E con questo fanno 499.
499 volte Cose Nostre e cose nostre, giusto un passo prima del fatidico numero 500 che scoccherà alla ripresa, subito dopo le vacanze e che suggellerà il raggiungimento di un traguardo importante e il trampolino per continuare slancio e storia, andando a seguire un arco temporale del quale conosciamo la data d’inizio – marzo 1972 – ma, per fortuna, solo la proiezione in un futuro che pare davvero senza confini.
Bellissimo.
In attesa di regalarvi qualcosa di speciale alla ripresa, giunga a tutti voi l’augurio di buone vacanze: che siano soprattutto vacanze buone e che il tempo della sospensione serva per ritrovarsi e ritrovarci, magari staccandoci almeno per un po’ da quegli stupidi schermetti che ci obbligano ad essere sempre connessi, reperibili sempre, obbligandoci più ad una vita di emoticon che di emozioni vere.
Sarà che con questo denuncio tutto il mio animo da reduce sessantottino, ma rispolvero uno slogan utopico di allora: “fermate il mondo, voglio scendere”. La tentazione di ritrovare la libertà disconnettendosi è forte. So che ormai non è più possibile attuare la rinuncia, pena l’essere assimilato al peggiore degli asociali o, nella migliore delle ipotesi, come un novello eremita, per lo meno che ci venga garantito un periodo sabbatico dai social, privo di pollici alzati o versi, privo di insulsi e infantili messaggi fatti di faccine e faccione.
Per almeno quindici giorni l’anno vorrei che fossimo liberi di rifugiarci in una cosa ormai assolutamente inapplicabile e introvabile: uno spazio intimo, pronti ad ascoltare null’altro che se stessi e chi ci sta accanto, resistendo al richiamo di dare una sbirciatina, anche una sola allo schermetto.

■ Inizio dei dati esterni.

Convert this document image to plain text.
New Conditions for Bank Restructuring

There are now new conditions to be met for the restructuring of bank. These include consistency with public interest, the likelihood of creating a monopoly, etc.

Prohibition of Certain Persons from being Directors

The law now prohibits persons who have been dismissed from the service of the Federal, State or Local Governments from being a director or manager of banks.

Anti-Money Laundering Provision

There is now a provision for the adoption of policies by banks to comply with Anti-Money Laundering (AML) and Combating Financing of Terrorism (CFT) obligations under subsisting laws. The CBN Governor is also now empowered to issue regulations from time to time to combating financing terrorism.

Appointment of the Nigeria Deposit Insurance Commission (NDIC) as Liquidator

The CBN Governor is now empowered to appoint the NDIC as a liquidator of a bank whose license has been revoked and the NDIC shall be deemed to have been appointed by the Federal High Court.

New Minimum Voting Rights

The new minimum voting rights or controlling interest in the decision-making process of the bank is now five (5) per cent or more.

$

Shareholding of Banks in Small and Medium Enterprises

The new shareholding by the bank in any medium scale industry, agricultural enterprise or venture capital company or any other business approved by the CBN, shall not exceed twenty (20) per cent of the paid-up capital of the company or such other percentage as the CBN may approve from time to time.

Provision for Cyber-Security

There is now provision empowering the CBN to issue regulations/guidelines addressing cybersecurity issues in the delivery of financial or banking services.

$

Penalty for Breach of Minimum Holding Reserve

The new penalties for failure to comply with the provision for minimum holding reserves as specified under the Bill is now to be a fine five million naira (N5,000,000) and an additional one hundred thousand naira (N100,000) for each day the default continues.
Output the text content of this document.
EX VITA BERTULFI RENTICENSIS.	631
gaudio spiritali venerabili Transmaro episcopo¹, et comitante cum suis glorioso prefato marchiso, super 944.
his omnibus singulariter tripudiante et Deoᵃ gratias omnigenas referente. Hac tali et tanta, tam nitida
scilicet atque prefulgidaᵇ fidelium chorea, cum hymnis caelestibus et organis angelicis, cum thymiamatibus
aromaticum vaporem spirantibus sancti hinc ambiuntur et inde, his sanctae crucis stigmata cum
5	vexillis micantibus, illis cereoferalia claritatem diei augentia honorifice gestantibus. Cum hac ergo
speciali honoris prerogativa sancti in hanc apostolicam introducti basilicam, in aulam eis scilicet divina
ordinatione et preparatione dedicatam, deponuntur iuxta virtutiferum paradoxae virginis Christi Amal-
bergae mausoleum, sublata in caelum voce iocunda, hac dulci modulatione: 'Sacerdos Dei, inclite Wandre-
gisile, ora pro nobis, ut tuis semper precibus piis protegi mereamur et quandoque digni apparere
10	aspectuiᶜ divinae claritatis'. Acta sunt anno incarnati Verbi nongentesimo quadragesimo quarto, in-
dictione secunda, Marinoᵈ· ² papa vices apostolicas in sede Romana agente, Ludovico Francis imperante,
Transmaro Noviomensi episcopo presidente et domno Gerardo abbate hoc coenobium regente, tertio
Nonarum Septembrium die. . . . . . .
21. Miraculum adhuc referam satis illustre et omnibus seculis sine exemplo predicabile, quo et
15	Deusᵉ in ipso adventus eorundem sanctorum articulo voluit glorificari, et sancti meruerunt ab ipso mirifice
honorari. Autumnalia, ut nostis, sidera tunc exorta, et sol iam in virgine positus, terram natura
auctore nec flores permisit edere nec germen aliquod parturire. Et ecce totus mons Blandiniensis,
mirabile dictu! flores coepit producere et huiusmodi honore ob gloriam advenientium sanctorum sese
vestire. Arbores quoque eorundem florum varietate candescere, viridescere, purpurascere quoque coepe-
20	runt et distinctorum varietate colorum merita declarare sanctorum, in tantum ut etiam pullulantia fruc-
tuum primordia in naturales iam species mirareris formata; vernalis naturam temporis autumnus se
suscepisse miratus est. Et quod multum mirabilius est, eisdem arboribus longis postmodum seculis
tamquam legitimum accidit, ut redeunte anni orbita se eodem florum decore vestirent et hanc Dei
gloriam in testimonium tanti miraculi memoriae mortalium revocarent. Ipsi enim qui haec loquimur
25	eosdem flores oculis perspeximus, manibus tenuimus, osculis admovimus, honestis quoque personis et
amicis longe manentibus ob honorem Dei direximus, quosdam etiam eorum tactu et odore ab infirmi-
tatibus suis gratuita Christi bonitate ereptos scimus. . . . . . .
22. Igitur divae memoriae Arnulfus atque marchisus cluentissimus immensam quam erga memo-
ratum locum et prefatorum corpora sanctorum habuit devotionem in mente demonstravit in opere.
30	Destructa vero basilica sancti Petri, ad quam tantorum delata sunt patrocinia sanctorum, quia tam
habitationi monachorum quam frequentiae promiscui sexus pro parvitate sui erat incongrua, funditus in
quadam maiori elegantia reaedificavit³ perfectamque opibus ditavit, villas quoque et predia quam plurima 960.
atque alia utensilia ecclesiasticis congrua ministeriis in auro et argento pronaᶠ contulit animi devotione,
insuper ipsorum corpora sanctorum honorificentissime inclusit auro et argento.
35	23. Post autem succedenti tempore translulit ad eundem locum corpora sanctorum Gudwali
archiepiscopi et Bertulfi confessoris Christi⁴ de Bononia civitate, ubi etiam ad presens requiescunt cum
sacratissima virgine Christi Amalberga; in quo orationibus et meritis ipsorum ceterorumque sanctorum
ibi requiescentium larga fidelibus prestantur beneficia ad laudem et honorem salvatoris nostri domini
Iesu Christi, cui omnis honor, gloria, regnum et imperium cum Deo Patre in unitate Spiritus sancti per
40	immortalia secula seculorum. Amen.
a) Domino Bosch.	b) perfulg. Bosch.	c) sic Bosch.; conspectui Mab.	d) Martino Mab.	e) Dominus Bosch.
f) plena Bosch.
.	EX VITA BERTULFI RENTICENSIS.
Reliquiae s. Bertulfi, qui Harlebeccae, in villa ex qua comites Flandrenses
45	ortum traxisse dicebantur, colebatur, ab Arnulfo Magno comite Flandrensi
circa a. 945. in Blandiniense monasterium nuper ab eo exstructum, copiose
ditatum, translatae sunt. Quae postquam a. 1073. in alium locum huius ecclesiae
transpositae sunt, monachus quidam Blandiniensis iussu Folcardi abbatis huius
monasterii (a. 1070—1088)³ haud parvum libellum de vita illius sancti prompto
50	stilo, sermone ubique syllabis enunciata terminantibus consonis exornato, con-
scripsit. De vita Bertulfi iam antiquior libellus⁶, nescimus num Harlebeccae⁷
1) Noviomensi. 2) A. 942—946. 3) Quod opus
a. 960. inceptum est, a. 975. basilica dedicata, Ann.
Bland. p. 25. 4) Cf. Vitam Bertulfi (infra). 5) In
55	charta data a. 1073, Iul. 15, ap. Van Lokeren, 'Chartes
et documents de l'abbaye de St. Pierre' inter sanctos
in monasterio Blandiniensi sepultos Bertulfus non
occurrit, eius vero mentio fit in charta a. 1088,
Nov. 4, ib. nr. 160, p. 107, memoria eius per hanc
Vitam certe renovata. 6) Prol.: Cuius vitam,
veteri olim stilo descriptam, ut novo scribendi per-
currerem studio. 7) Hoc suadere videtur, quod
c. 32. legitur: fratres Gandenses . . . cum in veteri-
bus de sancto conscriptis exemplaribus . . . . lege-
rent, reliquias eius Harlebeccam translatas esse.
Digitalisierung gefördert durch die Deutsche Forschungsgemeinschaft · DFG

Che sia mare o montagna, o una digressione appena dietro l’angolo, proprio non importa: speso per tutti noi sia il tempo per ricaricarci attraverso la ricerca di qualcosa che non sia soltanto “usa e getta”, ma che abbia profondità.
Questa società nella quale siamo costretti a vivere ha ben poco di quanto sognavamo e speravamo.
Sparita ogni certezza e garanzia, siamo solo più ciò che il mercato ci concede d’essere, ed è ben poca cosa.
In più dobbiamo fare i conti con la paura che d’improvviso lacera e attanaglia, che nel giro di pochi anni ha ridotto lo spazio planetario in cui sembravamo poterci muovere incuranti e senza tema.
Ancor più dopo i fatti di Piazza San Carlo ogni luogo e ogni assembramento preoccupa e, anche se più che plausibile, non è un bel segno quello che ci viene dalle norme di controllo restrittive impartite di recente e che vanno a mortificare tante delle iniziative estive.
Decisamente non è un bel momento, né economico, né politico, né sociale.
Le tensioni sono tante e le idee troppo poche.
Ecco perché propendo per un tempo sospeso, dove ci si riappropri di un’intimità troppo spesso violata, prima d’essere nuovamente avvolti dal turbine, dal frullatore che riduce ogni giornata ad una marmellata indistinta, con giorni sempre uguali, caratterizzati da eretismo e iperattivismo sterile.
La risposta a domande filosofiche essenziali – chi siamo, dove andiamo…- presuppone oggi una sola risposta: boh?! Ci dibattiamo come pesci nella rete, ci pare di viaggiare a velocità doppia di chi ci ha preceduto e spesso siamo fermi, catalizzati da uno stupido schermetto che ci vincola e dispone di noi. Prigionieri d’esser liberi , o meglio, liberi d’essere prigionieri, autoincaprettati dalla assurda malìa di poter controllare e dominare tutto.
Fuggire, ascoltare il silenzio, perdersi nella musica o nell’incanto della natura, questo spero e voglio per tutti noi.
Che possiate tornare a coltivare e fare dei bei sogni.
Al resto penseremo al ritorno, quando “tristezza e noia recheran l’ore”.